While with Unilever’s sustainability program, Desai routinely worked closely with the company’s Marketing team. In addition to her penchant for responsible leadership, she says she became fascinated with the nuances of branding – the power of a single word and the market research that goes into choosing the colour of product packaging.
This interest in marketing was further galvanized by her next position at the global biotechnology company Novozymes. As a creative scientist in charge of building a product launch team that developed videos and demonstrations for customers, Desai learned valuable lessons in communicating product benefits to consumers.
Armed with her newly-discovered love of marketing, Desai recognized that she would need a firm foundation in business knowledge in order to progress into senior leadership roles that could influence responsible behaviour. Having obtained her undergraduate degree at the R.V. College of Engineering in Bangalore, India, she set her sights on finding an MBA program abroad.
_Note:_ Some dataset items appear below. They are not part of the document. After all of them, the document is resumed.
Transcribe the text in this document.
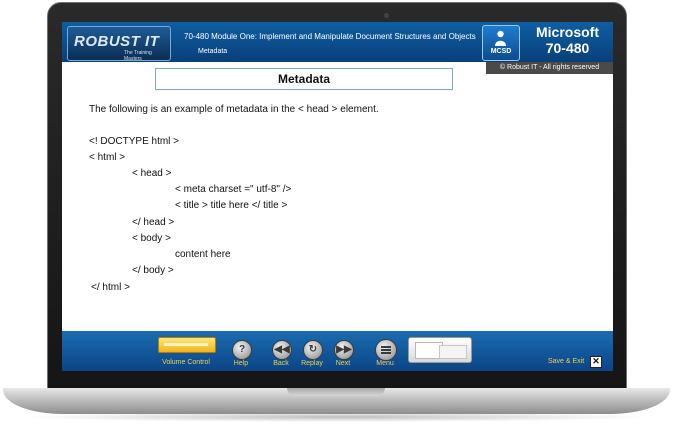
ROBUST IT
The Training Masters
70-480 Module One: Implement and Manipulate Document Structures and Objects
Metadata	MCSD
Microsoft
70-480
© Robust IT - All rights reserved
Metadata
The following is an example of metadata in the < head > element.
<! DOCTYPE html >
< html >
< head >
< meta charset =" utf-8" />
< title > title here </ title >
</ head >
< body >
content here
</ body >
</ html >
Volume Control
?
Help
◀◀
Back
↻
Replay
▶▶
Next	Menu	Save & Exit ✕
Focus on ethics and sustainability a main attraction
Now finishing her first year of the MBA program, Desai recalls researching UBC Sauder and being impressed by the fact that Ethics and Sustainability was not only a standalone course, but also interwoven as a theme throughout the entire MBA curriculum. “When I started looking for schools, I was interested in programs that talked about sustainability because I see this as the future,” says Desai. “We cannot just have the bottom line as our agenda on everything – I wanted a school that believed in it and didn’t just teach it.”
Having completed the Ethics and Sustainability course, Desai says it met every expectation. Under the guidance of course instructor Tamar Milne, a lecturer in UBC Sauder’s Marketing and Behavioural Science division, students examined case studies and research that showed purpose-driven brands that place an emphasis on sustainability often do better than their competitors.
“The course not only touched on sustainability and ethics, but also how employers need to be aware of risks related to human rights violations and labour issues,” says Desai. “We learned how sustainability is going to be an important metric going forward and that a focus on sustainability can go hand in hand with profits and growth.”
An easing of the financial burden
As a recipient of the Madhu Varshney MBA Entrance Scholarship, which is dedicated to students who demonstrate exceptional aptitude and academic excellence, with preference given to international students, Desai says she’s been better able to manage the pressure of school without the distraction of student loans.
“The scholarship really helped me focus on my studies and it eased the burden on me and my parents,” says Desai. “When you know that your student loans are multiplying and you’re always worrying about that, it can be a lot to handle on top of the course pressure and having to manage your time.”
Desai also says the generosity of donors through scholarships like the one she received has a domino effect on students’ families. Since her parents didn’t have to finance all of Desai’s MBA education, it meant there were more family resources available to fund her sister’s academic pursuits as well.
A responsible leader in the making
Looking forward, Desai says she wants to have an impact on people’s lives and work for companies that drive a sustainable agenda. In fact, she hopes her MBA studies eventually bring her full circle with a return to Unilever in a more senior role focused on responsible management.
“I would love to go back to Unilever as I’m very fond of consumer packaged goods (CPG) companies and it’s a pioneer in the field,” says Desai.
In addition to her professional aspirations, Desai says she intends to lend both her time and financial support to future students who are looking to break out into the world of business. “Ten years down the line I would also like to be in a position to give back, both through mentorship and financial resources,” she says.